A new approach to early diagnosis
Pancreatic cancer is particularly hard to diagnose, which is one of the key reasons it is such a tough disease to survive. Signs and symptoms can often be vague and non-specific, so misdiagnosis is very common, resulting in many patients not being diagnosed until their cancer is at an advanced stage, and nearly half of all pancreatic cancer patients diagnosed via emergency presentation. At this late stage, surgery is usually not possible – the only treatment that has the potential to cure the disease. Overall, 1 in 4 people in the UK will die within a month of diagnosis, and 3 in 4 within one year.
The challenge is clear: we need to understand how to diagnose pancreatic cancer earlier to give more people a chance of survival.
Investment in early diagnosis research is critical
Helping GPs recognise the symptoms of pancreatic cancer forms a key part of delivering early diagnosis, so Pancreatic Cancer UK regularly runs study days for GPs throughout the UK, as well as producing information for GPs to help aid diagnosis. But with symptoms so difficult to spot, we know these initiatives can only ever be part of the answer. A simple test is vital – and its development depends on a totally new approach to research.

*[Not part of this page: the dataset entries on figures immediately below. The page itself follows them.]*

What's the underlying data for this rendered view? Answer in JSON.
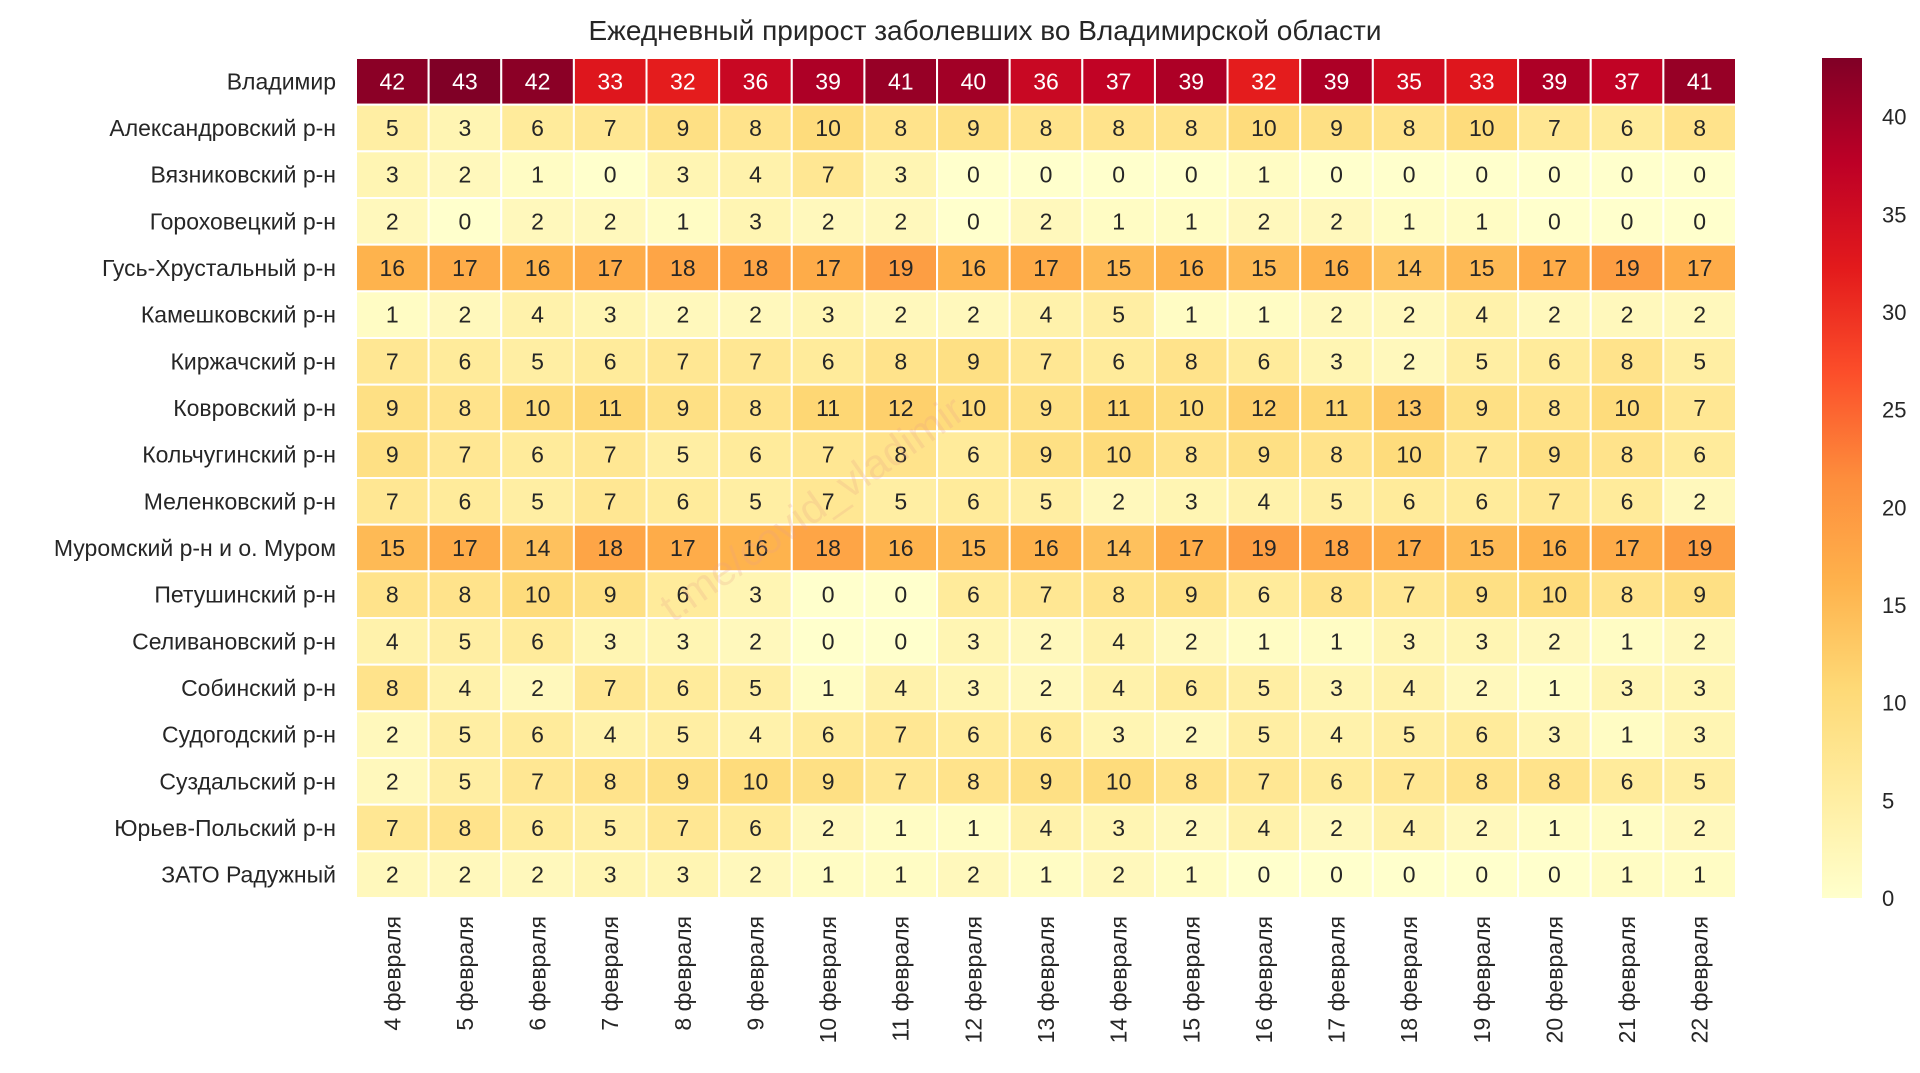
{
  "chart_data": {
    "type": "heatmap",
    "title": "Ежедневный прирост заболевших во Владимирской области",
    "watermark": "t.me/covid_vladimir",
    "x": [
      "4 февраля",
      "5 февраля",
      "6 февраля",
      "7 февраля",
      "8 февраля",
      "9 февраля",
      "10 февраля",
      "11 февраля",
      "12 февраля",
      "13 февраля",
      "14 февраля",
      "15 февраля",
      "16 февраля",
      "17 февраля",
      "18 февраля",
      "19 февраля",
      "20 февраля",
      "21 февраля",
      "22 февраля"
    ],
    "y": [
      "Владимир",
      "Александровский р-н",
      "Вязниковский р-н",
      "Гороховецкий р-н",
      "Гусь-Хрустальный р-н",
      "Камешковский р-н",
      "Киржачский р-н",
      "Ковровский р-н",
      "Кольчугинский р-н",
      "Меленковский р-н",
      "Муромский р-н и о. Муром",
      "Петушинский р-н",
      "Селивановский р-н",
      "Собинский р-н",
      "Судогодский р-н",
      "Суздальский р-н",
      "Юрьев-Польский р-н",
      "ЗАТО Радужный"
    ],
    "values": [
      [
        42,
        43,
        42,
        33,
        32,
        36,
        39,
        41,
        40,
        36,
        37,
        39,
        32,
        39,
        35,
        33,
        39,
        37,
        41
      ],
      [
        5,
        3,
        6,
        7,
        9,
        8,
        10,
        8,
        9,
        8,
        8,
        8,
        10,
        9,
        8,
        10,
        7,
        6,
        8
      ],
      [
        3,
        2,
        1,
        0,
        3,
        4,
        7,
        3,
        0,
        0,
        0,
        0,
        1,
        0,
        0,
        0,
        0,
        0,
        0
      ],
      [
        2,
        0,
        2,
        2,
        1,
        3,
        2,
        2,
        0,
        2,
        1,
        1,
        2,
        2,
        1,
        1,
        0,
        0,
        0
      ],
      [
        16,
        17,
        16,
        17,
        18,
        18,
        17,
        19,
        16,
        17,
        15,
        16,
        15,
        16,
        14,
        15,
        17,
        19,
        17
      ],
      [
        1,
        2,
        4,
        3,
        2,
        2,
        3,
        2,
        2,
        4,
        5,
        1,
        1,
        2,
        2,
        4,
        2,
        2,
        2
      ],
      [
        7,
        6,
        5,
        6,
        7,
        7,
        6,
        8,
        9,
        7,
        6,
        8,
        6,
        3,
        2,
        5,
        6,
        8,
        5
      ],
      [
        9,
        8,
        10,
        11,
        9,
        8,
        11,
        12,
        10,
        9,
        11,
        10,
        12,
        11,
        13,
        9,
        8,
        10,
        7
      ],
      [
        9,
        7,
        6,
        7,
        5,
        6,
        7,
        8,
        6,
        9,
        10,
        8,
        9,
        8,
        10,
        7,
        9,
        8,
        6
      ],
      [
        7,
        6,
        5,
        7,
        6,
        5,
        7,
        5,
        6,
        5,
        2,
        3,
        4,
        5,
        6,
        6,
        7,
        6,
        2
      ],
      [
        15,
        17,
        14,
        18,
        17,
        16,
        18,
        16,
        15,
        16,
        14,
        17,
        19,
        18,
        17,
        15,
        16,
        17,
        19
      ],
      [
        8,
        8,
        10,
        9,
        6,
        3,
        0,
        0,
        6,
        7,
        8,
        9,
        6,
        8,
        7,
        9,
        10,
        8,
        9
      ],
      [
        4,
        5,
        6,
        3,
        3,
        2,
        0,
        0,
        3,
        2,
        4,
        2,
        1,
        1,
        3,
        3,
        2,
        1,
        2
      ],
      [
        8,
        4,
        2,
        7,
        6,
        5,
        1,
        4,
        3,
        2,
        4,
        6,
        5,
        3,
        4,
        2,
        1,
        3,
        3
      ],
      [
        2,
        5,
        6,
        4,
        5,
        4,
        6,
        7,
        6,
        6,
        3,
        2,
        5,
        4,
        5,
        6,
        3,
        1,
        3
      ],
      [
        2,
        5,
        7,
        8,
        9,
        10,
        9,
        7,
        8,
        9,
        10,
        8,
        7,
        6,
        7,
        8,
        8,
        6,
        5
      ],
      [
        7,
        8,
        6,
        5,
        7,
        6,
        2,
        1,
        1,
        4,
        3,
        2,
        4,
        2,
        4,
        2,
        1,
        1,
        2
      ],
      [
        2,
        2,
        2,
        3,
        3,
        2,
        1,
        1,
        2,
        1,
        2,
        1,
        0,
        0,
        0,
        0,
        0,
        1,
        1
      ]
    ],
    "colorbar": {
      "min": 0,
      "max": 43,
      "ticks": [
        0,
        5,
        10,
        15,
        20,
        25,
        30,
        35,
        40
      ]
    },
    "colormap": [
      "#ffffcc",
      "#ffeda0",
      "#fed976",
      "#feb24c",
      "#fd8d3c",
      "#fc4e2a",
      "#e31a1c",
      "#bd0026",
      "#800026"
    ],
    "grid": false
  }
}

Bringing earlier diagnosis to people with pancreatic cancer is one of the most important challenges in pancreatic cancer research and has been for decades. However, pancreatic cancer has been historically underfunded with only 2% of the annual UK cancer research budget being directed towards pancreatic cancer. This is three times less than research spend on breast cancer.
And of the total research spend for pancreatic cancer, the proportion of funding invested in early diagnosis has fallen by more than fifty percent in a five-year period.
The UK research budget is made up of National Cancer Research Institute (NCRI) partners and doesn’t include the research we’ve been funding in the area of early diagnosis over the past eight years. We need to see an increase in funding for early diagnosis research across the board, not only from major funders but also in terms of Pancreatic Cancer UK’s own investment.
With your support we can tackle early diagnosis.
The single biggest investment in early diagnosis within pancreatic cancer in the UK
Pancreatic Cancer UK has always been committed to researching and improving early diagnosis but now is the time to step this up a level and change the picture of research funding. Previous investments in early diagnosis research have been too small, infrequent and isolated, meaning that the best efforts of researchers have yet to succeed.
To solve this problem, we’re taking a different approach. To spearhead new thinking, last year we held an ‘early diagnosis workshop’; an interactive, intensive discussion where we challenged scientists to tackle early diagnosis of pancreatic cancer. As a result, for the very first time in the UK, scientists, brought together by Pancreatic Cancer UK, are collaborating on one major early diagnosis research project; the Pancreatic Cancer UK Early Diagnosis Research Alliance.
This represents the single biggest investment in early diagnosis within pancreatic cancer in the UK. The Alliance has been made possible through the generous support of Nicki’s Smile and Dan Blake, together with funds generated by other supporters.
The future of the early diagnosis research
Thanks to our supporters, through the Alliance we will make great strides in early diagnosis research. But we mustn’t stop there. More work will be needed to bring any breakthrough out of the lab and into the local hospital and your support will once again be critical to spearhead the next stage of ground-breaking research into early diagnosis.